La mission iranienne auprès des Nations Unies a souligné mercredi que « la seule solution viable dans le détroit d’Ormuz est la fin permanente de la guerre, la levée du blocus naval et le rétablissement du transit normal ».
La mission a noté que « les États-Unis proposent au Conseil de sécurité un projet de résolution imparfait et politiquement motivé, sous prétexte de liberté de navigation », dans le but de promouvoir leur agenda politique et de légitimer ce qu’ils qualifient d’actions illégales, et non de résoudre la crise.
La mission a appelé « les États membres à agir sur la base de la logique, de la justice et des principes, à rejeter le projet et à ne pas le soutenir ou le co-parrainer ».

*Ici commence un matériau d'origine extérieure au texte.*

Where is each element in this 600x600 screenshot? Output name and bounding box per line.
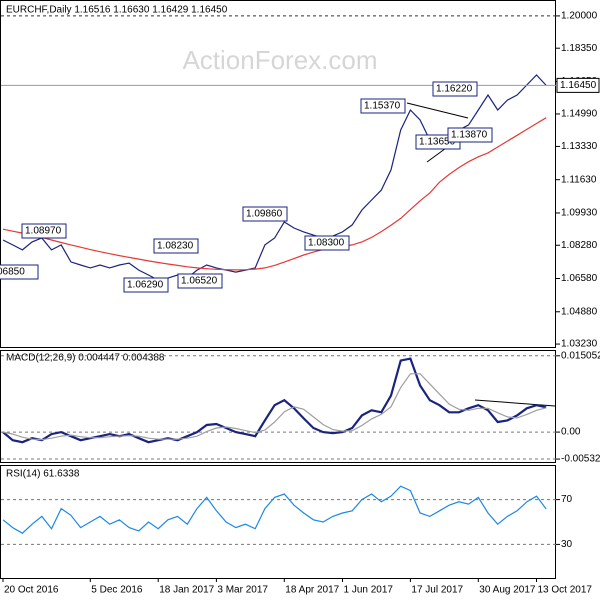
x-tick-label: 30 Aug 2017 bbox=[479, 585, 536, 596]
annotation: 1.15370 bbox=[364, 101, 401, 112]
y-tick-label: 0.015052 bbox=[561, 350, 600, 361]
y-tick-label: 0.00 bbox=[561, 427, 581, 438]
annotation: 1.13870 bbox=[451, 130, 488, 141]
annotation-box bbox=[123, 277, 169, 293]
y-tick-label: 1.13330 bbox=[561, 141, 598, 152]
annotation-box bbox=[447, 127, 493, 143]
y-tick-label: -0.00532 bbox=[561, 454, 600, 465]
annotation-box bbox=[304, 235, 350, 251]
trendline bbox=[406, 102, 469, 119]
x-tick-label: 20 Oct 2016 bbox=[4, 585, 59, 596]
x-tick-label: 1 Jun 2017 bbox=[344, 585, 394, 596]
annotation: 1.08230 bbox=[157, 241, 194, 252]
x-tick-label: 3 Mar 2017 bbox=[217, 585, 268, 596]
x-tick-label: 17 Jul 2017 bbox=[411, 585, 463, 596]
macd-title: MACD(12,26,9) 0.004447 0.004388 bbox=[6, 353, 165, 364]
y-tick-label: 1.14990 bbox=[561, 109, 598, 120]
last-price-box bbox=[556, 77, 600, 93]
annotation-box bbox=[21, 223, 67, 239]
annotation: 1.08970 bbox=[25, 226, 62, 237]
series-line bbox=[2, 373, 547, 441]
rsi-title: RSI(14) 61.6338 bbox=[6, 469, 80, 480]
watermark: ActionForex.com bbox=[182, 45, 377, 75]
annotation-box bbox=[360, 98, 406, 114]
rsi-panel bbox=[0, 465, 556, 579]
annotation: 1.13650 bbox=[419, 137, 456, 148]
annotation: 1.06290 bbox=[127, 280, 164, 291]
y-tick-label: 1.11630 bbox=[561, 174, 597, 185]
annotation: 1.09860 bbox=[246, 209, 283, 220]
y-tick-label: 1.08280 bbox=[561, 240, 598, 251]
y-tick-label: 30 bbox=[561, 539, 573, 550]
series-line bbox=[2, 485, 547, 534]
series-line bbox=[2, 117, 547, 271]
macd-panel bbox=[0, 350, 556, 463]
annotation: 1.16220 bbox=[436, 84, 473, 95]
x-tick-label: 13 Oct 2017 bbox=[538, 585, 593, 596]
x-tick-label: 5 Dec 2016 bbox=[91, 585, 143, 596]
annotation-box bbox=[242, 206, 288, 222]
y-tick-label: 1.06580 bbox=[561, 273, 598, 284]
annotation-box bbox=[177, 273, 223, 289]
last-price-label: 1.16450 bbox=[560, 80, 597, 91]
y-tick-label: 1.18350 bbox=[561, 43, 598, 54]
annotation-box bbox=[0, 264, 39, 280]
chart-title: EURCHF,Daily 1.16516 1.16630 1.16429 1.1… bbox=[6, 5, 228, 16]
y-tick-label: 1.03230 bbox=[561, 339, 598, 350]
price-panel bbox=[0, 0, 556, 348]
annotation-box bbox=[153, 238, 199, 254]
annotation: 1.06520 bbox=[181, 276, 218, 287]
x-tick-label: 18 Jan 2017 bbox=[159, 585, 214, 596]
y-tick-label: 1.09930 bbox=[561, 208, 598, 219]
annotation-box bbox=[432, 81, 478, 97]
macd-trendline bbox=[474, 399, 556, 407]
y-tick-label: 1.04880 bbox=[561, 306, 598, 317]
annotation: 1.08300 bbox=[308, 238, 345, 249]
y-tick-label: 1.20000 bbox=[561, 11, 598, 22]
x-tick-label: 18 Apr 2017 bbox=[285, 585, 339, 596]
y-tick-label: 70 bbox=[561, 494, 573, 505]
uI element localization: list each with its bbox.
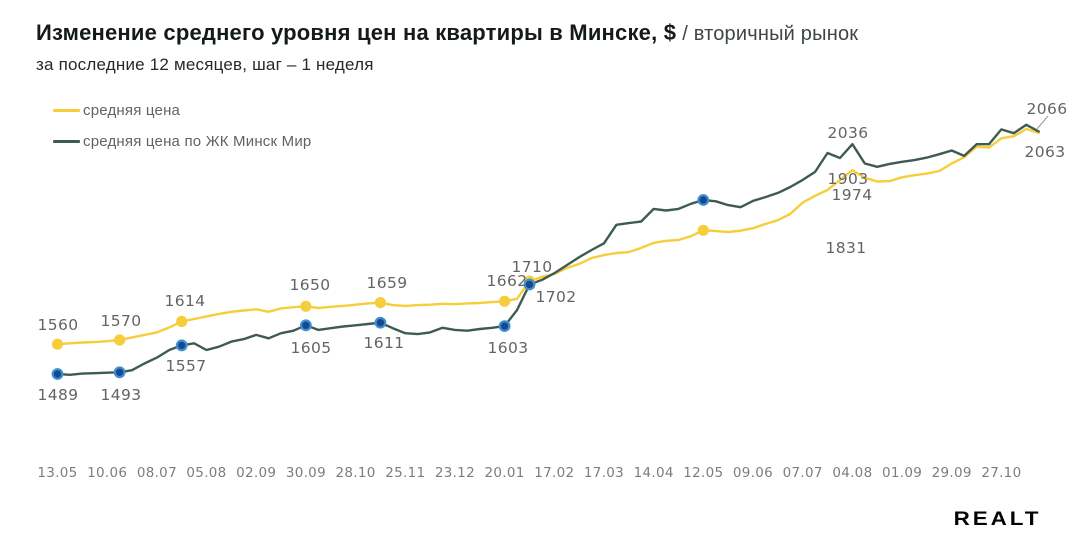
x-tick-label: 13.05 — [37, 465, 77, 481]
data-label: 1605 — [290, 339, 331, 357]
data-label: 1831 — [825, 239, 866, 257]
x-tick-label: 20.01 — [485, 465, 525, 481]
data-point-marker — [300, 300, 312, 312]
data-label: 1603 — [487, 339, 528, 357]
data-point-marker — [374, 316, 387, 329]
data-point-marker — [697, 224, 709, 236]
x-tick-label: 07.07 — [783, 465, 823, 481]
legend-swatch-minsk-mir — [53, 140, 80, 143]
price-line-avg — [56, 127, 1040, 346]
title-suffix: / вторичный рынок — [682, 23, 859, 45]
data-label: 1560 — [37, 316, 78, 334]
x-tick-label: 25.11 — [385, 465, 425, 481]
x-tick-label: 04.08 — [832, 465, 872, 481]
data-point-marker — [697, 194, 710, 206]
legend-swatch-avg-price — [53, 109, 80, 112]
x-tick-label: 28.10 — [336, 465, 376, 481]
data-label: 1702 — [535, 288, 576, 306]
data-label: 1493 — [100, 386, 141, 404]
data-label: 1659 — [366, 274, 407, 292]
legend-item-avg-price: средняя цена — [53, 95, 311, 126]
data-label: 1662 — [486, 272, 527, 290]
x-tick-label: 30.09 — [286, 465, 326, 481]
data-point-marker — [51, 368, 64, 380]
data-label: 1557 — [165, 357, 206, 375]
data-point-marker — [374, 297, 386, 309]
label-leader-line — [1036, 115, 1049, 130]
data-point-marker — [499, 295, 511, 307]
data-label: 1614 — [164, 292, 205, 310]
data-label: 1650 — [289, 276, 330, 294]
x-tick-label: 17.03 — [584, 465, 624, 481]
data-label: 2066 — [1026, 100, 1067, 118]
data-point-marker — [175, 339, 188, 352]
x-tick-label: 09.06 — [733, 465, 773, 481]
legend-item-minsk-mir: средняя цена по ЖК Минск Мир — [53, 126, 311, 157]
title-main: Изменение среднего уровня цен на квартир… — [36, 20, 677, 45]
legend-label-minsk-mir: средняя цена по ЖК Минск Мир — [83, 133, 312, 150]
x-tick-label: 05.08 — [186, 465, 226, 481]
data-label: 1570 — [100, 312, 141, 330]
page-title: Изменение среднего уровня цен на квартир… — [36, 20, 858, 46]
data-label: 1974 — [831, 186, 872, 204]
data-point-marker — [114, 334, 126, 346]
data-point-marker — [176, 315, 188, 328]
data-point-marker — [113, 366, 126, 379]
chart-legend: средняя цена средняя цена по ЖК Минск Ми… — [53, 95, 311, 157]
x-tick-label: 12.05 — [683, 465, 723, 481]
subtitle: за последние 12 месяцев, шаг – 1 неделя — [36, 55, 374, 74]
x-tick-label: 02.09 — [236, 465, 276, 481]
realt-logo: Realt — [953, 509, 1041, 530]
data-point-marker — [498, 320, 511, 333]
data-label: 1611 — [363, 334, 404, 352]
x-tick-label: 10.06 — [87, 465, 127, 481]
x-tick-label: 27.10 — [981, 465, 1021, 481]
x-tick-label: 23.12 — [435, 465, 475, 481]
data-point-marker — [523, 278, 536, 291]
data-label: 1489 — [37, 386, 78, 404]
data-label: 1710 — [511, 258, 552, 276]
x-tick-label: 29.09 — [932, 465, 972, 481]
data-point-marker — [300, 319, 312, 332]
x-tick-label: 01.09 — [882, 465, 922, 481]
data-label: 2036 — [827, 124, 868, 142]
x-tick-label: 14.04 — [634, 465, 674, 481]
x-tick-label: 08.07 — [137, 465, 177, 481]
data-label: 1903 — [827, 170, 868, 188]
data-label: 2063 — [1024, 143, 1065, 161]
x-tick-label: 17.02 — [534, 465, 574, 481]
legend-label-avg-price: средняя цена — [83, 102, 181, 119]
price-line-minsk-mir — [56, 123, 1040, 376]
data-point-marker — [51, 338, 64, 350]
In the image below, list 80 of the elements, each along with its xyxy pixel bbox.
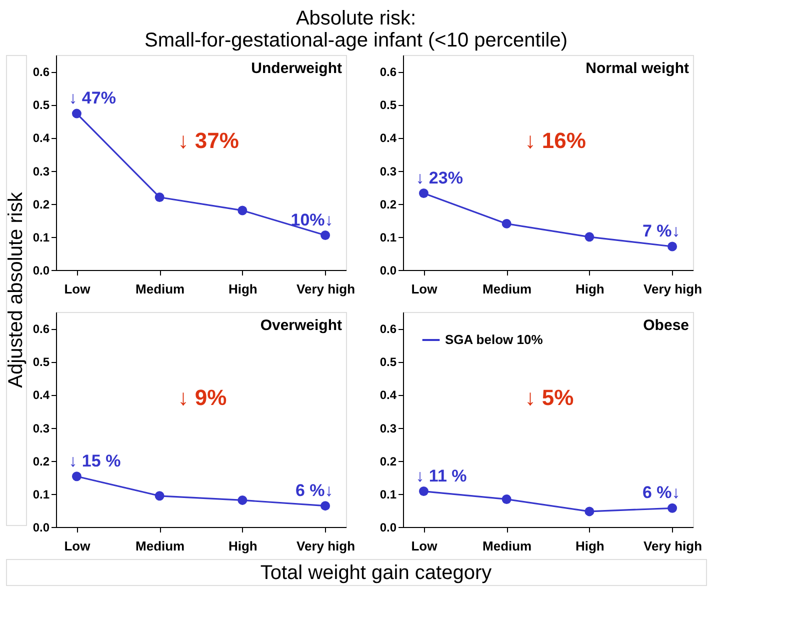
chart-subtitle: Underweight bbox=[251, 60, 342, 77]
x-tick-label: Very high bbox=[296, 538, 356, 554]
x-tick-label: Medium bbox=[482, 538, 532, 554]
annotation: 7 %↓ bbox=[642, 222, 680, 241]
point bbox=[584, 232, 594, 242]
y-tick-label: 0.6 bbox=[32, 322, 50, 336]
chart-subtitle: Normal weight bbox=[586, 60, 689, 77]
annotation: ↓ 23% bbox=[416, 168, 463, 188]
point bbox=[502, 218, 512, 228]
y-tick-label: 0.2 bbox=[32, 454, 50, 468]
annotation: ↓ 11 % bbox=[416, 466, 467, 486]
point bbox=[320, 230, 330, 240]
annotation: ↓ 47% bbox=[68, 88, 116, 108]
x-tick-label: Very high bbox=[296, 282, 356, 296]
y-tick-label: 0.3 bbox=[32, 164, 50, 178]
y-tick-label: 0.0 bbox=[32, 264, 50, 278]
annotation: 10%↓ bbox=[290, 210, 334, 230]
annotation: ↓ 9% bbox=[178, 385, 227, 410]
y-tick-label: 0.0 bbox=[32, 520, 50, 534]
point bbox=[238, 495, 248, 505]
y-tick-label: 0.2 bbox=[380, 454, 397, 468]
y-tick-label: 0.3 bbox=[380, 164, 397, 178]
x-tick-label: Low bbox=[411, 538, 438, 554]
x-tick-label: Medium bbox=[136, 282, 185, 296]
y-tick-label: 0.2 bbox=[380, 197, 397, 212]
point bbox=[668, 503, 678, 513]
y-tick-label: 0.1 bbox=[380, 487, 397, 502]
x-tick-label: Low bbox=[64, 538, 92, 554]
annotation: ↓ 16% bbox=[524, 128, 586, 153]
x-tick-label: Low bbox=[411, 282, 438, 296]
annotation: ↓ 5% bbox=[524, 385, 574, 410]
y-tick-label: 0.4 bbox=[380, 131, 397, 146]
x-tick-label: High bbox=[575, 538, 604, 554]
x-tick-label: Very high bbox=[644, 538, 702, 554]
point bbox=[238, 206, 248, 216]
x-tick-label: Very high bbox=[644, 282, 702, 296]
x-tick-label: High bbox=[228, 538, 258, 554]
y-tick-label: 0.5 bbox=[32, 98, 50, 112]
point bbox=[154, 192, 164, 202]
y-tick-label: 0.0 bbox=[380, 520, 397, 534]
y-tick-label: 0.3 bbox=[32, 421, 50, 436]
y-tick-label: 0.6 bbox=[32, 65, 50, 80]
y-axis-title: Adjusted absolute risk bbox=[5, 191, 27, 388]
x-tick-label: High bbox=[575, 282, 604, 296]
y-tick-label: 0.0 bbox=[380, 264, 397, 278]
point bbox=[418, 188, 428, 198]
y-tick-label: 0.4 bbox=[32, 388, 50, 402]
y-tick-label: 0.4 bbox=[380, 388, 397, 402]
point bbox=[72, 108, 82, 118]
y-tick-label: 0.3 bbox=[380, 421, 397, 436]
x-tick-label: High bbox=[228, 282, 258, 296]
point bbox=[418, 486, 428, 496]
y-tick-label: 0.1 bbox=[32, 230, 50, 244]
y-tick-label: 0.2 bbox=[32, 197, 50, 212]
y-tick-label: 0.5 bbox=[32, 355, 50, 370]
x-tick-label: Medium bbox=[136, 538, 185, 554]
x-tick-label: Low bbox=[64, 282, 92, 296]
y-tick-label: 0.6 bbox=[380, 322, 397, 336]
y-tick-label: 0.1 bbox=[32, 487, 50, 502]
y-tick-label: 0.4 bbox=[32, 131, 50, 146]
point bbox=[154, 491, 164, 501]
annotation: ↓ 15 % bbox=[68, 451, 121, 470]
annotation: ↓ 37% bbox=[178, 128, 239, 153]
y-tick-label: 0.5 bbox=[380, 98, 397, 112]
y-tick-label: 0.1 bbox=[380, 230, 397, 244]
annotation: 6 %↓ bbox=[295, 480, 334, 500]
x-tick-label: Medium bbox=[482, 282, 532, 296]
point bbox=[502, 494, 512, 504]
chart-title: Absolute risk: Small-for-gestational-age infant (<10 percentile) bbox=[144, 8, 568, 52]
chart-subtitle: Overweight bbox=[260, 317, 342, 334]
point bbox=[72, 472, 82, 482]
point bbox=[668, 242, 678, 252]
x-axis-title: Total weight gain category bbox=[260, 562, 492, 584]
y-tick-label: 0.6 bbox=[380, 65, 397, 80]
point bbox=[320, 501, 330, 511]
point bbox=[584, 506, 594, 516]
y-tick-label: 0.5 bbox=[380, 355, 397, 370]
annotation: 6 %↓ bbox=[642, 483, 680, 502]
legend-label: SGA below 10% bbox=[445, 332, 544, 347]
chart-subtitle: Obese bbox=[643, 317, 689, 334]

Le secrétaire d’État américain Marco Rubio a déclaré mardi : « Les États-Unis présenteront un projet de résolution au Conseil de sécurité pour défendre la liberté de navigation dans le détroit d’Ormuz », ajoutant : « Le projet de résolution au Conseil de sécurité a été co-rédigé par l’Arabie saoudite, le Qatar, les Émirats, le Koweït et Bahreïn.»
Dans ce contexte, le président américain Donald Trump a annoncé mercredi à l’aube, et 48 heures après son lancement, la suspension de ce qu’il a appelé le Projet Liberté lié au mouvement des navires à travers le détroit d’Ormuz, temporairement et pour une courte période, comme il l’a dit, dans le but de « tester la possibilité de conclure l’accord avec l’Iran et de le signer plus tard ».
Le détroit d’Ormuz a été fermé en raison de l’agression américano-israélienne contre l’Iran, qui a débuté le 28 février et s’est poursuivie pendant environ 40 jours, avant que Washington n’y impose un blocus.